The primary goal of federated learning is to preserve data privacy. For that, datasets in a trainer node are not shared with any other node, and only model parameters of the locally trained model are shared via a secure connection. Note that there is still a risk of leaking private information via reverse engineering of model parameters. Hence, new techniques (e.g., differential privacy, homomorphic encryption, etc.) have been proposed to further enhance privacy preservation, but we leave the discussion of these topics out of this post.
Federated learning differs from distributed learning. In the distributed learning, privacy is not a main concern. Instead, a key goal of distributed learning is to maximize the parallelism of computation over a large dataset so that a model can be trained as quickly as possible. To leverage this technique, a dataset is often owned by one organization and located in a centralized store. And trainer nodes fetch an equal-size subset from the dataset and carry out an ML training task in parallel. In contrast, in federated learning, datasets are heterogenous by nature because they are collected and curated by different organizations. Thus, these datasets tend to exhibit non-IID characteristics as opposed to the datasets used in distributed learning.
FL can be broadly applied for ML training tasks where data movement is highly discouraged or prohibited due to data privacy or operational costs. Thus, training ML models in healthcare makes FL a perfect method. For example, consider an ML application to detect heart diseases (e.g., aortic stenosis) by using Electrocardiogram (ECG) signals of a patient. Training such a model accurately, a broad set of patients’ data is needed from various hospitals and sharing patients’ private data is not an option. Clearly, FL can work well under these kinds of constraints. The insurance industry can benefit from FL too. For example, ML training for insurability or risk assessment of insurance underwriting can take place without sharing customers data across different insurance institutions. ML training tasks in remote areas (e.g., fault prediction in an offshore wind turbine farm) with limited network access are also another good example. In this case, the volume of transferred data may greatly slow down ML training in a centralized location; and FL can render itself viable under the situation.
Given the broad applicability of FL, democratizing FL is key to its success. However, there are still open challenges and missing blocks from several aspects such as systems, communication cost, security, bias, etc. We touch upon several of them in the remainder of this post.
Ease of Use: First and foremost, ease of use is often neglected in developing technology. FL is not an exception. Several existing FL frameworks pay little attention to the complexity involved in managing underlying heterogeneous infrastructures, especially given the fact that those infrastructures may be owned by different organizations or entities (e.g., different hospitals). The ease of use also means that an FL framework should holistically support a set of core functionalities such as model lineage tracking, training observability, etc. While there are many isolated solutions for individual features, no solution approaches FL’s requirements holistically. A holistic FL framework may involve rethinking architectural designs and extensive system integration with existing solutions.

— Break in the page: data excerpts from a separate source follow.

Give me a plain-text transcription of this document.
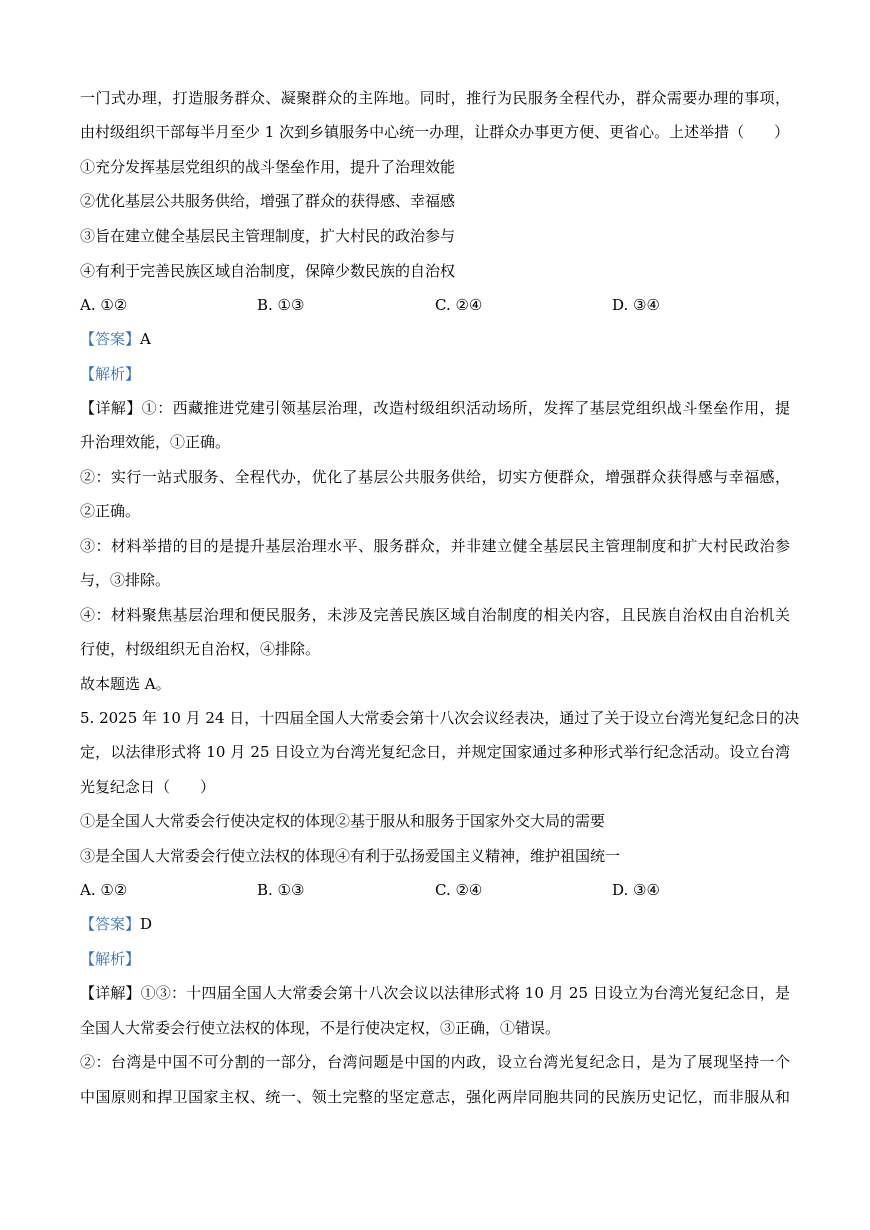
一门式办理，打造服务群众、凝聚群众的主阵地。同时，推行为民服务全程代办，群众需要办理的事项，
由村级组织干部每半月至少 1 次到乡镇服务中心统一办理，让群众办事更方便、更省心。上述举措（　　）
①充分发挥基层党组织的战斗堡垒作用，提升了治理效能
②优化基层公共服务供给，增强了群众的获得感、幸福感
③旨在建立健全基层民主管理制度，扩大村民的政治参与
④有利于完善民族区域自治制度，保障少数民族的自治权
A. ①②	B. ①③	C. ②④	D. ③④
【答案】A
【解析】
【详解】①：西藏推进党建引领基层治理，改造村级组织活动场所，发挥了基层党组织战斗堡垒作用，提
升治理效能，①正确。
②：实行一站式服务、全程代办，优化了基层公共服务供给，切实方便群众，增强群众获得感与幸福感，
②正确。
③：材料举措的目的是提升基层治理水平、服务群众，并非建立健全基层民主管理制度和扩大村民政治参
与，③排除。
④：材料聚焦基层治理和便民服务，未涉及完善民族区域自治制度的相关内容，且民族自治权由自治机关
行使，村级组织无自治权，④排除。
故本题选 A。
5. 2025 年 10 月 24 日，十四届全国人大常委会第十八次会议经表决，通过了关于设立台湾光复纪念日的决
定，以法律形式将 10 月 25 日设立为台湾光复纪念日，并规定国家通过多种形式举行纪念活动。设立台湾
光复纪念日（　　）
①是全国人大常委会行使决定权的体现②基于服从和服务于国家外交大局的需要
③是全国人大常委会行使立法权的体现④有利于弘扬爱国主义精神，维护祖国统一
A. ①②	B. ①③	C. ②④	D. ③④
【答案】D
【解析】
【详解】①③：十四届全国人大常委会第十八次会议以法律形式将 10 月 25 日设立为台湾光复纪念日，是
全国人大常委会行使立法权的体现，不是行使决定权，③正确，①错误。
②：台湾是中国不可分割的一部分，台湾问题是中国的内政，设立台湾光复纪念日，是为了展现坚持一个
中国原则和捍卫国家主权、统一、领土完整的坚定意志，强化两岸同胞共同的民族历史记忆，而非服从和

Incentives and trust: The next issue relates to incentives and trust. Since FL involves different parties of which interests and motivations may or may not be aligned, it is crucial to ensure that multiple parties participate in the FL training process honestly and genuinely. What would be good ways (or incentives) to keep the participants in the FL training? What would be the right ways to detect and discourage cheaters who want to take advantage of a global model with a little contribution? These are the questions that we need to answer for a meaningful FL framework.
Data management: Data management is also a bigger issue in FL than in other ML training settings. In many cases, training datasets are private, and a model training module must not leak private data directly and indirectly. An FL system needs to provide some way of assurance that data is at least not leaked in an apparent way. Also, if the private data needs to be loaded (or streamed) into a trainer node from a data source over the network, the FL framework should be able to offer secure means to access the private data.
Bias detection and management: Needless to say, datasets in FL are likely to have a non-IID nature because participants can have different size of datasets from different populations. Therefore, bias detection and management mechanisms should be incorporated into the system throughout the entire lifecycle of data management and training. In addition, it’s equally important to track how bias creeps into a model version by lineage tracking.
In order to truly democratize FL, the systems challenges must be completely out of the equation so that data scientists can solely focus on the ML parts and not worry about the systems issues. While some of the challenges are not unique in FL, they are more challenging because of the heterogenous nature of FL. Therefore, building a holistic FL system is an absolute necessity to ensure that FL can be truly at the disposal of data scientists and machine learning engineers.